Snort IDS & BASE on Server Core 2008

I’ve used the Snort Intrusion Detection System for about two years, and while I’m far from an expert and my experience with other IDS platforms is limited, I believe Snort to be one of the best solutions out there, especially for the price (free). There is definitely a learning curve associated with it, but Snort is highly configurable and its extensibility means it can be suited to fit the needs of almost any environment.

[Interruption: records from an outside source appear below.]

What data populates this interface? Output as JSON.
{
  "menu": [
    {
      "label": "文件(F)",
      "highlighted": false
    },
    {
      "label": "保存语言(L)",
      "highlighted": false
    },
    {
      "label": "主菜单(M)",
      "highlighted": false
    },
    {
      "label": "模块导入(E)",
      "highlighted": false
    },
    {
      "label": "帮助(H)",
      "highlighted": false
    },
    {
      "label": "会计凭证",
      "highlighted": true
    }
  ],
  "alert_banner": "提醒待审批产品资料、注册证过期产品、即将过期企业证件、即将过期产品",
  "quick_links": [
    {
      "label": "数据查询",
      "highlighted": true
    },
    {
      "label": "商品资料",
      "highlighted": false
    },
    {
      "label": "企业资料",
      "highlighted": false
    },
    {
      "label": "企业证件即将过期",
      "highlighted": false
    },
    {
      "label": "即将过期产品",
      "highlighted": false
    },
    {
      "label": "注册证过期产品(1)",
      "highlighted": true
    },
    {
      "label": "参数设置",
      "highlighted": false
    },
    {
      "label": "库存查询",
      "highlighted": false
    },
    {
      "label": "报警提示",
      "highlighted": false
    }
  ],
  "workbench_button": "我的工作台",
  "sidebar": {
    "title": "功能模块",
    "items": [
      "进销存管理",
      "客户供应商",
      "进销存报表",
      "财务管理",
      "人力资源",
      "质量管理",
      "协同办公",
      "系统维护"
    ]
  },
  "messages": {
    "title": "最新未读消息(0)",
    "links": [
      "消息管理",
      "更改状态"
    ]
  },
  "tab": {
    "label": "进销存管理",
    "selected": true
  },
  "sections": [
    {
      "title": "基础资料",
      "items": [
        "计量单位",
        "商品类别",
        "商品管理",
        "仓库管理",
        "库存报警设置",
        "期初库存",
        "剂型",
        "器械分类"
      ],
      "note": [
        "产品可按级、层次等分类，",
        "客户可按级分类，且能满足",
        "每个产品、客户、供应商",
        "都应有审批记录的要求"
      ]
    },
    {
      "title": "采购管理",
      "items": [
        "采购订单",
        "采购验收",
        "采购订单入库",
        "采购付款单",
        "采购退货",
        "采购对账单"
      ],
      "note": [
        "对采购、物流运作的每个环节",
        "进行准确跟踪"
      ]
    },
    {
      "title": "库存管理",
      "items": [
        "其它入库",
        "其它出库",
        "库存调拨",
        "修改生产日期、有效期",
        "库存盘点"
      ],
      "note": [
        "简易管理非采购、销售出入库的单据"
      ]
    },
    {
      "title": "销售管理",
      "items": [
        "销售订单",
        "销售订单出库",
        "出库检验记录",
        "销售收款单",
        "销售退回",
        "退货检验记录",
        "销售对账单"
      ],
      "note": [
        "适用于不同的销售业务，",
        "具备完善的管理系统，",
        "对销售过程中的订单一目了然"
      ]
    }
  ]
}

Like most, I usually run Snort on a Linux system. However, win32 binaries are offered, and I’ve never been able to find any compelling reason against running it on a Windows system. This post documents the steps required to configure a Snort sensor to run on a Windows Server 2008 Server Core platform. With its stripped down environment, Server Core is ideal for running Snort. In addition to Snort, I also hoped to be able to use one of the many popular front-ends for reporting and alerting services. One of the best Windows Snort front-ends is IDSCenter, but it’s a GUI application that won’t run on Server Core, so I decided to go with another favorite, the Basic Analysis and Security Engine (BASE). BASE is a PHP application based on the ACID project. Being written in PHP means it’s platform independent and can run on any web server that supports PHP.

Prerequisites

In order to start this project, a basic Server Core installation of Windows Server 2008 is required. The IIS Web Server role needs to be activated, and PHP needs to be installed. I also wanted to log alert data to a MySQL database, so that needs to be installed as well. I documented those steps in my previous post, if you haven’t seen that, go follow those steps to get the server set up then return here to get started with Snort. There are several requirements for the php.ini file mentioned in that post, so even if you already have a PHP web server running, double check your settings against those in the post.

Snort Setup

The first step obviously is to obtain the Snort install files. I used the most recent release, v2.8.3.1, click here for the download link. While on the Snort site go ahead and download the current rule files too (v2.8 link is here ). This will require a free site registration. Snort on Windows also requires the WinPcap packet capture libray. I used v4.1 beta 4, which supports Server 2008, downloadable from here. The Snort installer will run on Server Core, however the WinPcap installer will not, so you’ll need to use another system (XP works) for that install, then manually copy the required .dll files.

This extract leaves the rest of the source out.